Lightdash Cloud instability (slow response times)
Incident Report for Lightdash
Postmortem

Today at 13:37 (UTC) we noticed that all API endpoints for https://app.lightdash.cloud were starting to run very slow. This was affecting all users and led to response times of over a minute for the API.

Our first response was to greatly increase the amount of resources available for the Lightdash server (both the number and size of servers). After this change all services remained stable.

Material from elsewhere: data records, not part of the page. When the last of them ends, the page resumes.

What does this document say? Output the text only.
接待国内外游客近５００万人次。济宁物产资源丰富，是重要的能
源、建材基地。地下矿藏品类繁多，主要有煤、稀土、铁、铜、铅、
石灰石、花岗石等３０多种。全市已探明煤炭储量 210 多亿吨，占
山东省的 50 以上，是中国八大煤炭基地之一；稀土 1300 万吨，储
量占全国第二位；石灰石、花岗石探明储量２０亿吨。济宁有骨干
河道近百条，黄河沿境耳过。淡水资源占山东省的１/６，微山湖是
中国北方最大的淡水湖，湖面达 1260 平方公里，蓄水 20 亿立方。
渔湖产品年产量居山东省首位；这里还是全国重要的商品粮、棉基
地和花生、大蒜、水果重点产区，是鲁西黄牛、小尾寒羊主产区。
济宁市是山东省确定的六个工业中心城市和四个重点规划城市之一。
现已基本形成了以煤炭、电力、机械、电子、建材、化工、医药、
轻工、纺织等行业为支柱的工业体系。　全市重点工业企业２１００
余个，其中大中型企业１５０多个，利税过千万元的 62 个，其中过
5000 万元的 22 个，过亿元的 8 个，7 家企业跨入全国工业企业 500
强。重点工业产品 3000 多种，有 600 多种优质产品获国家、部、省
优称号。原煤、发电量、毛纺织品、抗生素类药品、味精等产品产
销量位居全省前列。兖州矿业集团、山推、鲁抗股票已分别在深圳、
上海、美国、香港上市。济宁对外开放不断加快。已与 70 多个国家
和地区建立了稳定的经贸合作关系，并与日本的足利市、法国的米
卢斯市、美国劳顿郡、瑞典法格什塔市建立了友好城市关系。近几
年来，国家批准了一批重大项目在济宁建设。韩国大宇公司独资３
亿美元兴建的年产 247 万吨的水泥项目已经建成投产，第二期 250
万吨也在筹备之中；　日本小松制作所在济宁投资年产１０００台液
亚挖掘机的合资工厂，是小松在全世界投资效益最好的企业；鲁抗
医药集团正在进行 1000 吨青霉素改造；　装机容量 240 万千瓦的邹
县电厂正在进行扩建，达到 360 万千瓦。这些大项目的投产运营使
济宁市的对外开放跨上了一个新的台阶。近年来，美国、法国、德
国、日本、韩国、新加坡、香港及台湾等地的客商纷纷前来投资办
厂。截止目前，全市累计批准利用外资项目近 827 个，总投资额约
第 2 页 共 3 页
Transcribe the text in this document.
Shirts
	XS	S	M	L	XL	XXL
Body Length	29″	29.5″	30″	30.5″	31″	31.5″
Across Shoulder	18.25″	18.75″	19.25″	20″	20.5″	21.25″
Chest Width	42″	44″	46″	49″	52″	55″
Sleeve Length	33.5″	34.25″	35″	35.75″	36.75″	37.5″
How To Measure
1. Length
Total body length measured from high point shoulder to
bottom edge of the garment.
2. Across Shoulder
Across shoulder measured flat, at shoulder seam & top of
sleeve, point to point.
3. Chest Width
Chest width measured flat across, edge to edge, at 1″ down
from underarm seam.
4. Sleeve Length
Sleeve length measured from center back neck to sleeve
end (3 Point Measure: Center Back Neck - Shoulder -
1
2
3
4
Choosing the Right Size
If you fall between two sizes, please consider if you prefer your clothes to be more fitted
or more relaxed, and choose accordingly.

We have investigated our logs to understand exactly what actions user’s were taking to make the server so busy. In addition to the volume of users, we noticed a higher number than usual of Databricks users. We already have a fix in testing for improved Databricks performance, which can be expected in the coming hours. For further performance improvements you can follow this milestone in GitHub: https://github.com/lightdash/lightdash/milestone/91

Posted May 09, 2023 - 15:43 UTC

Resolved
This incident has been resolved.
Posted May 09, 2023 - 15:33 UTC
Monitoring
We are monitoring performance
Posted May 09, 2023 - 15:22 UTC
Investigating
The Lightdash API a https://app.lightdash.cloud is experiencing very slow response times for all users, leading to some actions taking minutes or not executing.

We're currently investigating.
Posted May 09, 2023 - 13:48 UTC
This incident affected: Lightdash Cloud (Lightdash Cloud (US)).